June's fall was limited to 0.5 per cent — still the worst result since March 2009 — and the quarter's growth were better than the Bank of Canada's gloomy prediction for one per cent. As well, Statistics Canada downgraded its early reading for first-quarter growth from 2.5 to 2.2 per cent.
It could have been worse, but economists said the spillover shocks from flooding in Alberta and the Quebec strike turned out to be less severe than anticipated.
Still, analysts said the Bank of Canada will likely look through the June setback as a temporary aberration, adding that the report Friday is unlikely to change governor Stephen Poloz's view on leaving interest rates unchanged at next week's rate announcement.

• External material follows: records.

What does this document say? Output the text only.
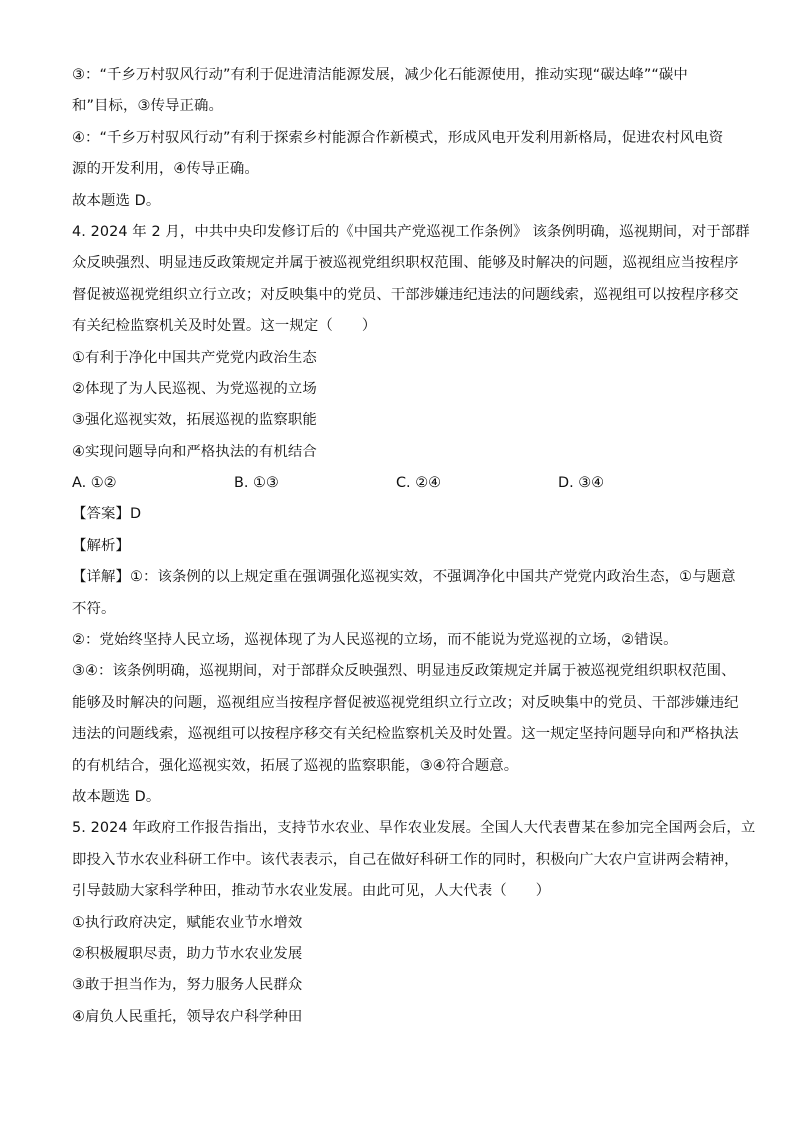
③：“千乡万村驭风行动”有利于促进清洁能源发展，减少化石能源使用，推动实现“碳达峰”“碳中
和”目标，③传导正确。
④：“千乡万村驭风行动”有利于探索乡村能源合作新模式，形成风电开发利用新格局，促进农村风电资
源的开发利用，④传导正确。
故本题选 D。
4. 2024 年 2 月，中共中央印发修订后的《中国共产党巡视工作条例》 该条例明确，巡视期间，对于部群
众反映强烈、明显违反政策规定并属于被巡视党组织职权范围、能够及时解决的问题，巡视组应当按程序
督促被巡视党组织立行立改；对反映集中的党员、干部涉嫌违纪违法的问题线索，巡视组可以按程序移交
有关纪检监察机关及时处置。这一规定（　　）
①有利于净化中国共产党党内政治生态
②体现了为人民巡视、为党巡视的立场
③强化巡视实效，拓展巡视的监察职能
④实现问题导向和严格执法的有机结合
A. ①②	B. ①③	C. ②④	D. ③④
【答案】D
【解析】
【详解】①：该条例的以上规定重在强调强化巡视实效，不强调净化中国共产党党内政治生态，①与题意
不符。
②：党始终坚持人民立场，巡视体现了为人民巡视的立场，而不能说为党巡视的立场，②错误。
③④：该条例明确，巡视期间，对于部群众反映强烈、明显违反政策规定并属于被巡视党组织职权范围、
能够及时解决的问题，巡视组应当按程序督促被巡视党组织立行立改；对反映集中的党员、干部涉嫌违纪
违法的问题线索，巡视组可以按程序移交有关纪检监察机关及时处置。这一规定坚持问题导向和严格执法
的有机结合，强化巡视实效，拓展了巡视的监察职能，③④符合题意。
故本题选 D。
5. 2024 年政府工作报告指出，支持节水农业、旱作农业发展。全国人大代表曹某在参加完全国两会后，立
即投入节水农业科研工作中。该代表表示，自己在做好科研工作的同时，积极向广大农户宣讲两会精神，
引导鼓励大家科学种田，推动节水农业发展。由此可见，人大代表（　　）
①执行政府决定，赋能农业节水增效
②积极履职尽责，助力节水农业发展
③敢于担当作为，努力服务人民群众
④肩负人民重托，领导农户科学种田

That also appeared to be the initial reaction of markets as well, as currency traders largely shrugged off the report, leaving the loonie hovering around 95 cents U.S.
A strong quarter for household consumption, up 3.8 per cent on an annualized basis, saved the economy from a worst fate, analysts said, although with debt levels at near-record highs, consumption is unlikely to hold up growth much longer. For the economy to kick into a new gear, manufacturing and exports must pick up, they said.

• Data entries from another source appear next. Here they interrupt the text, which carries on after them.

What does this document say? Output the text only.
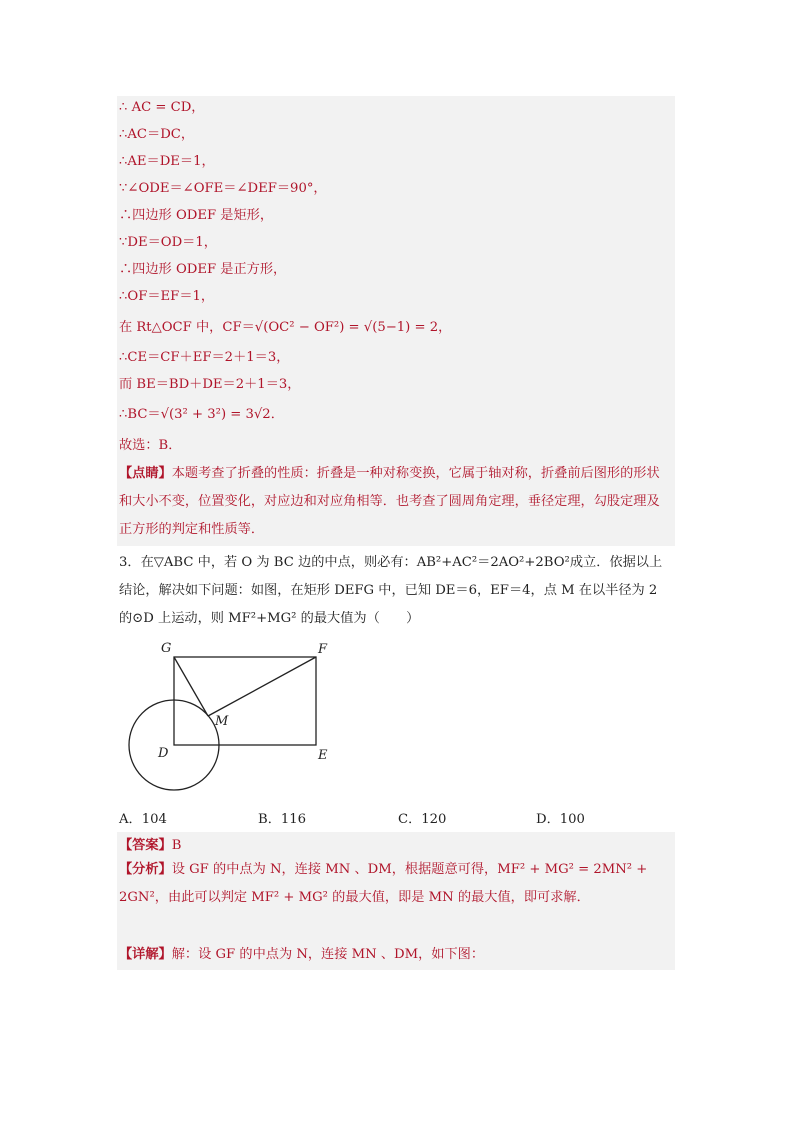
∴ AC = CD，
∴AC＝DC，
∴AE＝DE＝1，
∵∠ODE＝∠OFE＝∠DEF＝90°，
∴四边形 ODEF 是矩形，
∵DE＝OD＝1，
∴四边形 ODEF 是正方形，
∴OF＝EF＝1，
在 Rt△OCF 中，CF＝√(OC² − OF²) = √(5−1) = 2，
∴CE＝CF＋EF＝2＋1＝3，
而 BE＝BD＋DE＝2＋1＝3，
∴BC＝√(3² + 3²) = 3√2．
故选：B．
【点睛】本题考查了折叠的性质：折叠是一种对称变换，它属于轴对称，折叠前后图形的形状和大小不变，位置变化，对应边和对应角相等．也考查了圆周角定理，垂径定理，勾股定理及正方形的判定和性质等．
3．在▽ABC 中，若 O 为 BC 边的中点，则必有：AB²+AC²＝2AO²+2BO²成立．依据以上结论，解决如下问题：如图，在矩形 DEFG 中，已知 DE＝6，EF＝4，点 M 在以半径为 2 的⊙D 上运动，则 MF²+MG² 的最大值为（　　）
G	F
M
D	E
A．104	B．116	C．120	D．100
【答案】B
【分析】设 GF 的中点为 N，连接 MN 、DM，根据题意可得，MF² + MG² = 2MN² + 2GN²，由此可以判定 MF² + MG² 的最大值，即是 MN 的最大值，即可求解．
【详解】解：设 GF 的中点为 N，连接 MN 、DM，如下图：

"A softer Canadian dollar and better U.S. growth can't come soon enough for manufacturers," said Benjamin Reitzes, a senior economist with BMO Capital Markets.
On that front there was some good news.
On Thursday, the U.S. revised its second-quarter performance to 2.5 per cent from a previously reported 1.7, with most analysts betting growth south of the border will accelerate further in the second half of the year.
The recent five per cent devaluation of the loonie from parity with the U.S. dollar is also expected to help manufacturers and exporters, who ship much of their output to America. Some analysts see the loonie dropping to about 90 cents US by year's end.
But CIBC chief economist Avery Shenfeld cautioned that the third-quarter performance will likely not be as robust as the 3.8 per cent bounce-back predicted by the central bank. That's because if the hit from the floods and strike wasn't as big as thought, neither will be the rebound.
There was another mildly encouraging report released Friday by the Conference Board. The think-tank's consumer confidence index rose modestly 2.2 points on more optimistic views from Canadians about their finances, but noted that they were also more pessimistic about the health of the job market.
Much of the data Friday showed widespread weakness, but mostly because of temporary factors.
In June, construction tumbled 1.9 per cent, most attributed to the Quebec strike which ended in early July; arts, entertainment and recreation plunged 4.3 per cent, with attendance at sporting events particularly hit; manufacturing fell 1.3 per cent and was down 3.1 per cent over last year.
Quarterly, business investment contracted 2.5 per cent and exports cut 0.7 points from the quarterly growth. Besides household consumption, housing was another bright spot, rising 5.4 per cent after three consecutive quarterly declines.